Researchers at the National Institutes of Health (NIH), as part of a proof-of-concept study, have developed an artificial intelligence (AI) tool that detects cancer using routine clinical data.

The AI-based simple blood test is designed to predict how a patient’s cancer will respond to immune checkpoint inhibitors, a type of drugs that help immune cells kill cancer cells.

Its machine-learning model helps doctors determine whether immunotherapy drugs can be effective for the treatment of a patient’s disease.

The study, recently published in Nature Cancer, was led by researchers at the National Cancer Institute’s (NCI) Center for Cancer Research and Memorial Sloan Kettering Cancer Center in New York.

NCI is a part of NIH that leads the National Cancer Program and NIH’s efforts to dramatically reduce the prevalence of cancer and improve the lives of people with cancer.

Currently, two predictive biomarkers have been approved by the US Food and Drug Administration (FDA) to identify patients who may be eligible for immune checkpoint inhibitors.

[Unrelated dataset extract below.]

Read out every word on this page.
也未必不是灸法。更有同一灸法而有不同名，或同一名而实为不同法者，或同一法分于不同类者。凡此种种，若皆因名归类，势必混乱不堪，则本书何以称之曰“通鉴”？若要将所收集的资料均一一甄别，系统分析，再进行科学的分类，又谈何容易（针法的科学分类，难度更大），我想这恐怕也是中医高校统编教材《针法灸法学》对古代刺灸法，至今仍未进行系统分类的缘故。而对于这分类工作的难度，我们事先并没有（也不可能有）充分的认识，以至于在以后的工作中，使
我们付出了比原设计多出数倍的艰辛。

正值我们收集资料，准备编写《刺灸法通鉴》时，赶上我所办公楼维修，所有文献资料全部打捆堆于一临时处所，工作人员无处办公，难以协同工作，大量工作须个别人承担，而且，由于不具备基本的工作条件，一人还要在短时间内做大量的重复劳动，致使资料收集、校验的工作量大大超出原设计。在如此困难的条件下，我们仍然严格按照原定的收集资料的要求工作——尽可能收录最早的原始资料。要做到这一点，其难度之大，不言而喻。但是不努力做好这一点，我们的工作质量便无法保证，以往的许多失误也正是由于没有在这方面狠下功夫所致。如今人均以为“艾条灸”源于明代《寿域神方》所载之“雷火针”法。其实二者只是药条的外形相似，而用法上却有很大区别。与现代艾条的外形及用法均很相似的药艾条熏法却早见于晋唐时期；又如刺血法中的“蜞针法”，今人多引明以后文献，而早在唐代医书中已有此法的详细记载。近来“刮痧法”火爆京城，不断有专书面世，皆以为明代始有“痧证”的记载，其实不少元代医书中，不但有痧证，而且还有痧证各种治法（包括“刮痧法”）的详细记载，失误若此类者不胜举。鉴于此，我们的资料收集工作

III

The first predictive biomarker is tumour mutational burden, which is defined as the number of mutations in the DNA of cancer cells.

The second one is Programmed death-ligand 1 (PD-L1), which is a tumour cell protein that limits the immune response and works as a target for some immune checkpoint inhibitors.

However, the biomarkers may not always precisely predict the immune response.

The NIH study deployed a new type of machine-learning model that makes predictions based on five clinical features that are routinely collected from patients.

Its five features include the patient’s age, cancer type, history of systemic therapy, blood albumin level, and blood neutrophil-to-lymphocyte ratio, a marker of inflammation.

The model also considers tumour mutational burden, assessed through sequencing panels.

In the study, the model was built and evaluated using data from multiple data sets that included 2,881 patients treated with immune checkpoint inhibitors across 18 solid tumour types.

The model accurately predicted a patient’s chances of responding to an immune checkpoint inhibitor and how long they would live, both overall and before the disease returned.

NIH researchers said that the machine learning model also identified patients with low tumour mutational burden who could still be treated effectively with immunotherapy.